Politicians in Tampa, Florida, have forced citizens there to vote for term limits, and then vote to keep those term limits again and again — against attempts to repeal or weaken the limits. So I keep my eye out for news from the city.
Earlier this month, Mike Deeson, an investigative reporter with WTSP 10 News, Tampa Bay’s CBS affiliate, exposed Mayor Bob Buckhorn’s open violation of the city charter’s requirement that all department heads must be city residents. Buckhorn hired Sonja Little, now the city’s highest paid employee, to serve as his Chief Financial officer, and admits on camera that he promised her she would not have to move into the city.
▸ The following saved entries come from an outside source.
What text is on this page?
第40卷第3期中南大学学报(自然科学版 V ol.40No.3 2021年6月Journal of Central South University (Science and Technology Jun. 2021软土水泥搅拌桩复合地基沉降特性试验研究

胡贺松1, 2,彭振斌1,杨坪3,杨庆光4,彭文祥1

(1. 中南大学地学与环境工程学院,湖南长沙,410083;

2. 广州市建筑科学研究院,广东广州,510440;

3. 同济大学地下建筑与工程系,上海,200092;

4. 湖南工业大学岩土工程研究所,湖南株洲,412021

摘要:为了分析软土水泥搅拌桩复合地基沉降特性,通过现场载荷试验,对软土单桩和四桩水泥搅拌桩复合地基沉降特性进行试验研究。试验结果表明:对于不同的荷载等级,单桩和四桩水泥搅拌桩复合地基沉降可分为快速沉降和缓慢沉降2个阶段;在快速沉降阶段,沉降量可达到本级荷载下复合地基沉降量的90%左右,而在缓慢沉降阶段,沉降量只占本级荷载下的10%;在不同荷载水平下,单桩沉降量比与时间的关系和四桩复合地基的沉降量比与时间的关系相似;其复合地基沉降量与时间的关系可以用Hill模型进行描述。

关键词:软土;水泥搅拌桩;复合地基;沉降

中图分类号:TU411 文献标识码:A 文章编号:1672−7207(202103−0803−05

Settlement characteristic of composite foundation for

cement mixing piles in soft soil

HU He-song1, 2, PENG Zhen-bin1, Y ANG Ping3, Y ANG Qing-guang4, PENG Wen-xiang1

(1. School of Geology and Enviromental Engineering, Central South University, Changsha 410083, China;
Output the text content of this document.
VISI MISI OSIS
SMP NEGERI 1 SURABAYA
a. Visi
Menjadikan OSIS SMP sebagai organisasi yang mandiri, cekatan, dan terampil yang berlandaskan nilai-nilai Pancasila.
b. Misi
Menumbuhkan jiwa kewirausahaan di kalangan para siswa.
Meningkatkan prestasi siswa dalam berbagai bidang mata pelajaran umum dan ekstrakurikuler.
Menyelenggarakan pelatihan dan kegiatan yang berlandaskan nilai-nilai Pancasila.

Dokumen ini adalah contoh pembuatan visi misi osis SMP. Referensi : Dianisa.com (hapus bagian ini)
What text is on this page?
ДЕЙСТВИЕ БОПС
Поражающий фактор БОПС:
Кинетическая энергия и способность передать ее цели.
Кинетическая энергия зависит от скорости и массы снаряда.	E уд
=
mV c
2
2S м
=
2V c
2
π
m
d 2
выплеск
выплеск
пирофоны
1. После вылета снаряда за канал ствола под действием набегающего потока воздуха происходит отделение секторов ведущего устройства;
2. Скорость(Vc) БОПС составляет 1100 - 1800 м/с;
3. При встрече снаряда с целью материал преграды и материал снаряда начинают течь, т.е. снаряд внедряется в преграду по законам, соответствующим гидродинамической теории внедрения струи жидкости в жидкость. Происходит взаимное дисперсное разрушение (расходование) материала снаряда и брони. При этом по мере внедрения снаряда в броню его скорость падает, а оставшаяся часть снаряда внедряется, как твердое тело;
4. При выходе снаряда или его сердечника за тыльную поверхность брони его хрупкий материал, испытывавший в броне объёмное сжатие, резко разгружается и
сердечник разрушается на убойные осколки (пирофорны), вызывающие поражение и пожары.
“The question is,” the mayor explained, “do you want talent or do you really make the residency — she’s only about a mile away from the city border — the issue?” Buckhorn answers his own question, “I would rather have talent” … than follow the law.
In even slipperier fashion, Mayor Buckhorn has attempted to get around the clear, unequivocal wording in the charter by claiming Ms. Little has served as the “interim” Chief Financial officer for the last five years!
Reporter Deeson asks the operative question: “[I]f you’re going to ignore the residency requirement, what other parts of the charter should you just ignore?”
Deeson worries about provisions requiring competitive bidding, guarding against conflicts of interest and mandating term limits, which is “particularly problematic for a mayor who is in his second term and has to leave office when it’s over.”
On social media, Tampa residents are unloading on the mayor with numerous variants of: “This is truly what’s wrong with government.”
This is Common Sense. I’m Paul Jacob.